The album was widely criticised by the British music press, who, after stopping to praise the actual music, went on to condemn what they saw as a money grabbing exercise. They were quickly joined by singer Morrissey and guitarist Johnny Marr, who distanced themselves from the album, stating they had had no input whatsoever and that it should be ignored by fans. Both ridiculed the cover design and Marr additionally denounced the sound quality.
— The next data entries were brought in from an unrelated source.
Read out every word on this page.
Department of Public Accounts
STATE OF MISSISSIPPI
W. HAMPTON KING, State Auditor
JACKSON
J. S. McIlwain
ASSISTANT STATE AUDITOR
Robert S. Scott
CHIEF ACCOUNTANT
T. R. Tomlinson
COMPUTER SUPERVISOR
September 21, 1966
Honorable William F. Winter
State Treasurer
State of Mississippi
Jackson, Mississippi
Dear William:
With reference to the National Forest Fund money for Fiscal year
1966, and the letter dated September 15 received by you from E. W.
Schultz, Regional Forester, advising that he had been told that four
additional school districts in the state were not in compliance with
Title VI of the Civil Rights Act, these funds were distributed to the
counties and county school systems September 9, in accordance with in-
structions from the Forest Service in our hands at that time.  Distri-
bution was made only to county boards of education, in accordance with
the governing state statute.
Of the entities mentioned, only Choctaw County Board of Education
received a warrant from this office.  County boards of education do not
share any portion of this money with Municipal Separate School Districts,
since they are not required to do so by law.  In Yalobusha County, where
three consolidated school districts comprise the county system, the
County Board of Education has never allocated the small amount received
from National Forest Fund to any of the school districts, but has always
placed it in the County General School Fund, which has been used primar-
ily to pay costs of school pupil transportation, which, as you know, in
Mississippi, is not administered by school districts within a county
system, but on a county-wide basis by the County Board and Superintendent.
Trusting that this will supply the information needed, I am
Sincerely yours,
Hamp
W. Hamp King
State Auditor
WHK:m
In the tradition of other Smiths compilations which largely overlapped except for a few songs, this album does contain two versions not available on any other of The Smiths' albums: the single mix of "Ask" and the 7-inch edit of "Last Night I Dreamt That Somebody Loved Me". The Singles compilation used the album versions of these songs.

Cover
The sleeve for The Very Best of The Smiths features Charles Hawtrey of Carry On fame, one of Morrissey's favourite actors (he wrote an obituary of him in the NME). The band members had no say in the cover, which has been described as "an adman's approximation of a Smiths cover" by Mojo magazine.

Track listing
All songs written by Morrissey/Marr. Songs marked "*" are exclusive to this compilation.

"Panic" – 2:20
"The Boy with the Thorn in His Side" (single version) – 3:17
"Heaven Knows I'm Miserable Now" – 3:35
"Ask" (single version)* – 3:09
"Bigmouth Strikes Again" – 3:13
"How Soon Is Now?" (album version) – 6:45
"This Charming Man" – 2:42
"What Difference Does It Make?" – 3:51
"William, It Was Really Nothing" – 2:12
"Some Girls Are Bigger Than Others" – 3:17
"Girlfriend in a Coma" – 2:02
"Hand in Glove" (album version) – 3:24
"There Is a Light That Never Goes Out" – 4:04
"Please, Please, Please, Let Me Get What I Want" – 1:53
"That Joke Isn't Funny Anymore" (album version) – 4:59
"I Know It's Over" – 5:49
"Sheila Take a Bow" – 2:41
"I Started Something I Couldn't Finish" – 3:47
"Still Ill" – 3:22
"Shakespeare's Sister" – 2:09
"Shoplifters of the World Unite" – 2:58
"Last Night I Dreamt That Somebody Loved Me" (single version)* – 3:10
"Stop Me If You Think You've Heard This One Before" – 3:33

 Tracks 7, 8, 12 and 19 – The Smiths
 Tracks 3, 6, 9 and 14 – Hatful of Hollow
 Tracks 6 and 15 – Meat Is Murder
 Tracks 5, 10, 13 and 16 – The Queen Is Dead
 Tracks 1, 3, 4, 14, 17, 20 and 21 – Louder Than Bombs
 Tracks 1, 2, 3, 9, 14, 17, 20 and 21 – The World Won't Listen
 Tracks 11, 18 and 23 – Strangeways, Here We Come

Personnel
 Morrissey – vocals
 Johnny Marr – guitars, keyboard instruments, harmonica, mandolins, synthesized saxophone, string and flute arrangements
 Andy Rourke – bass guitar, cello on "Shakespeare's Sister"
 Mike Joyce – drums

Additional musicians

 Craig Gannon – rhythm guitar on "Panic" and "Ask"
 Kirsty MacColl – backing vocals on "Ask"
 John Porter – slide guitar on "Sheila Take a Bow"
 Stephen Street – drum machine on "I Started Something I Couldn't Finish" and synthesized string arrangements on "Girlfriend in a Coma"

Production

 John Porter – producer (1, 3–4, 6–9, 14, 19), remixer (12)
 The Smiths – producers (12, 15, 20)
 Morrissey and Marr – producers (2, 5, 10, 13, 16)
 Johnny Marr – producer (21)
 Johnny Marr, Morrissey and Stephen Street – producers (11, 17–18, 22–23)
 Steve Lillywhite – remixer (4)

Charts

Certifications

References

The Smiths compilation albums
Albums produced by Stephen Street
2001 greatest hits albums
Albums produced by Roger Pusey
Albums produced by Dale Griffin
Albums produced by John Porter (musician)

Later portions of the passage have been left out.